As with any good Hulk story, Bruce Banner’s presence saves the film from being a ceaseless testosterone parade. Separated from his “better half,” Banner’s whinny-but-well-informed voice of reason quickly pushes Loki’s “kill” button. Thrown into, and then raised up out of, Viking Hell (now with 80%-less torment than Judeo-Christian Hell), Banner faces the moral choice of moving on to his eternal reward (and risking the destruction of the universe) or returning to the life of torment we all get off on watching him suffer through. The outcome of his choice is predetermined, but that does nothing to lessen the impact of watching Banner do what he gets far too little credit for: being a hero. That is, making a moral choice involving a personal sacrifice in the name of preserving your community – whether that be a neighborhood, a species, a planet, or the whole of existence. It’s an act the Asgaardians rightly toast after the smoke clears. Led by Odin himself, they “hail the mortal: Bruce Banner!” As should every film that features him.
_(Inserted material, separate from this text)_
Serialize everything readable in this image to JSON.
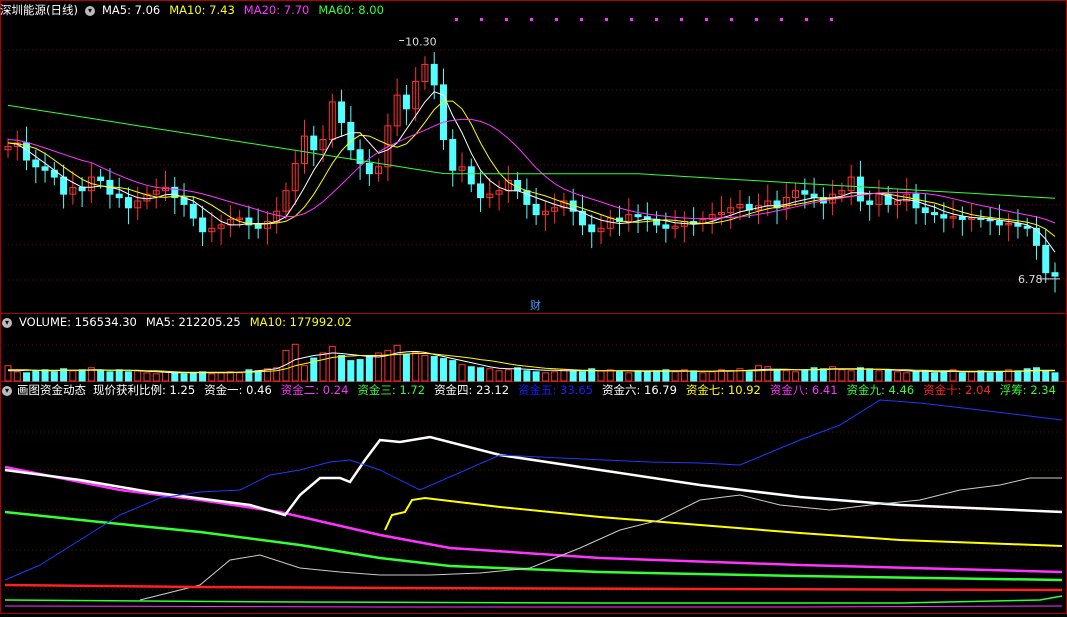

Unfortunately, there’s a tendency to hail the Hulk at Bruce Banner’s expense. Both “episodes” of Hulk Vs. suffer form this, along with a problem of length. Modern movie-makers are incapable of being epic in under 45 minutes; Jim Cameron and Peter Jackson have taught them too well. And while Hulk vs. Wolverine is a textbook case of good dialogue-as-characterization, Hulk vs. Thor shows the pitfalls of this. Bad dialogue can turn revealing statements into hackneyed crap right quick, especially when it’s spiced with unnecessary “nays,” “thees,” and “thous.” I appreciate literal interpretations of source material as much as the next nerd, but I can’t help but laugh at lines like, “Let us give unto this scoundrel the gift of battle!”
That aside, the films are as distracting as they can be under the circumstances. They won’t fill an evening, but they will give you that kick only comic book mayhem can bring. They should’ve been longer, and at least PG. But they are vast improvements over previous Marvel cartoon efforts. If it’s your bag, enjoy.